そっぽを向いたまま答えるジューダス。あぁ、拗ねてしまった。

共に生きていることを感じ、とても嬉しくなる。思わずくすくすと笑うと、ジューダスはこちらを向いて更に嫌そうな顔をした。あぁ、これ以上機嫌を損なってしまう前に早く言わないと

 

「手、出して」

「………?」

 

彼は怪訝そうな顔をしながらも、手を出した。

その手を素早く捕まえる。そしてぎゅっと強く握った。

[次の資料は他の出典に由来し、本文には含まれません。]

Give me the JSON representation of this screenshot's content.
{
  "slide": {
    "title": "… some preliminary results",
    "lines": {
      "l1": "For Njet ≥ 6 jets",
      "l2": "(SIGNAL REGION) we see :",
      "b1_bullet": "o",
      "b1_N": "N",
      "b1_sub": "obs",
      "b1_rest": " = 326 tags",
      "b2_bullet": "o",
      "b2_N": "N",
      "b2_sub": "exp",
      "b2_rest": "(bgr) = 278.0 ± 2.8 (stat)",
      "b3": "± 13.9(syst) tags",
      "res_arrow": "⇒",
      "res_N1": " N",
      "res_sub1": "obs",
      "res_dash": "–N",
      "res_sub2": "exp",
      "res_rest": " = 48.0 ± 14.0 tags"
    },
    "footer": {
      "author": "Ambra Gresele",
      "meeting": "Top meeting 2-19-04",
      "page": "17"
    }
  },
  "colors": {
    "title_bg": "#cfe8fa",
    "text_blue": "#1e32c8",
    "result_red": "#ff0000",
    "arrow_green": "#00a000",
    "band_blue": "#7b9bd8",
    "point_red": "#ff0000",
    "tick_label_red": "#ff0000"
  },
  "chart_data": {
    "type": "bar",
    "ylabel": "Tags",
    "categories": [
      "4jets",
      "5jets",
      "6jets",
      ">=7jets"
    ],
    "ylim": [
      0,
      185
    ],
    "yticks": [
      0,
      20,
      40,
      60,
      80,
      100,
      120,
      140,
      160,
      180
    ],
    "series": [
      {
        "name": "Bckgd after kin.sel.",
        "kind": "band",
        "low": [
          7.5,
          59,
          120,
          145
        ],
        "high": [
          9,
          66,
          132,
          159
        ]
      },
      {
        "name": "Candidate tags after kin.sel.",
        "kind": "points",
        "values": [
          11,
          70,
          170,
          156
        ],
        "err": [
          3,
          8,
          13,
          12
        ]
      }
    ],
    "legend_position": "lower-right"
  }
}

逃げてしまわないように、外れないように。

ジューダスは更に顔を怪訝に歪め、首を少し傾ける。

 

「……なんだ」

「えへへ」

 

俺が笑えば、仲間達も微笑み、そして彼らもこちらへと近づき、各々その手を重ねていった。ジューダスは目を瞬かせる。

 

「……なんだこれは」

「いんやー?ちょっとな」

「ふふ。ね?」

「ちょっとねー」

「ぐふふふふ」

 

目を合わせては笑い出す仲間達に、ジューダスはため息をつく。

 

「……なんなんだ」

 

捕まえた手すら腕ごと脱力している。

カイルはくすくすと笑って、そして力強く言った。

 

「仲間の証!」

 

ぽかーん。なんて効果音がお似合いな程、ジューダスは眼を見開いて唖然としていた。

だが、やがて、呆れたように、優しく笑った。

多分、幸せそうに

 

思わず俺も幸せな気持ちになる。

昔マリアンさんが言ってたことを思い出した。

あぁ、もう一度確認したい。そんな悪戯心が芽生える。

 

「ねぇ!ジューダスさっきのもっかい言ってよ!」

「なんなんだお前は……おい、そんなに元気がありあまってるなら旅支度をしろ」

「えー!ねぇ、ねぇってば!もう一回言ってよ!」

 

掴んでいた手を一度離し、じゃれつくように細い腕を掴んで縋る。

ジューダスは再び頬を染めながらそっぽを向いた。

 

「煩い馬鹿」

「あー!馬鹿って言ったほうが馬鹿なんだぞー!」

「煩い!ひっつくな!なんなんだお前は!おい、ロニ、お前自称保護者ならこいつをなんとかしろ」

「おっしゃ!」

「って何故お前までひっつく!?」

「もっかい聞くまで離れないぜ~?」

「気色悪いわ!」

 

悪乗りするロニに笑いが収まらない。

するとナナリーまでジューダスの背中に引っ付いた。

 

「じゃああたしもー!」

「な、ナナリー………」

「ね、ねぇ………ジューダスがつぶれちゃう……」

「ふふん、ツンデレも大変ね。あ、ちなみに私の解析君3号改がしっかりさっきの録音しておいてくれてるみたいだから」

「!?」

 

仲間達に囲まれながら百面相するジューダス。

楽しくて仕方がない。

宿屋の一室は祭りのように騒がしくなった。苦情来るかなぁ。

 

ねぇ、ジューダス。

 

今度は皆で一緒に、幸せになろうね。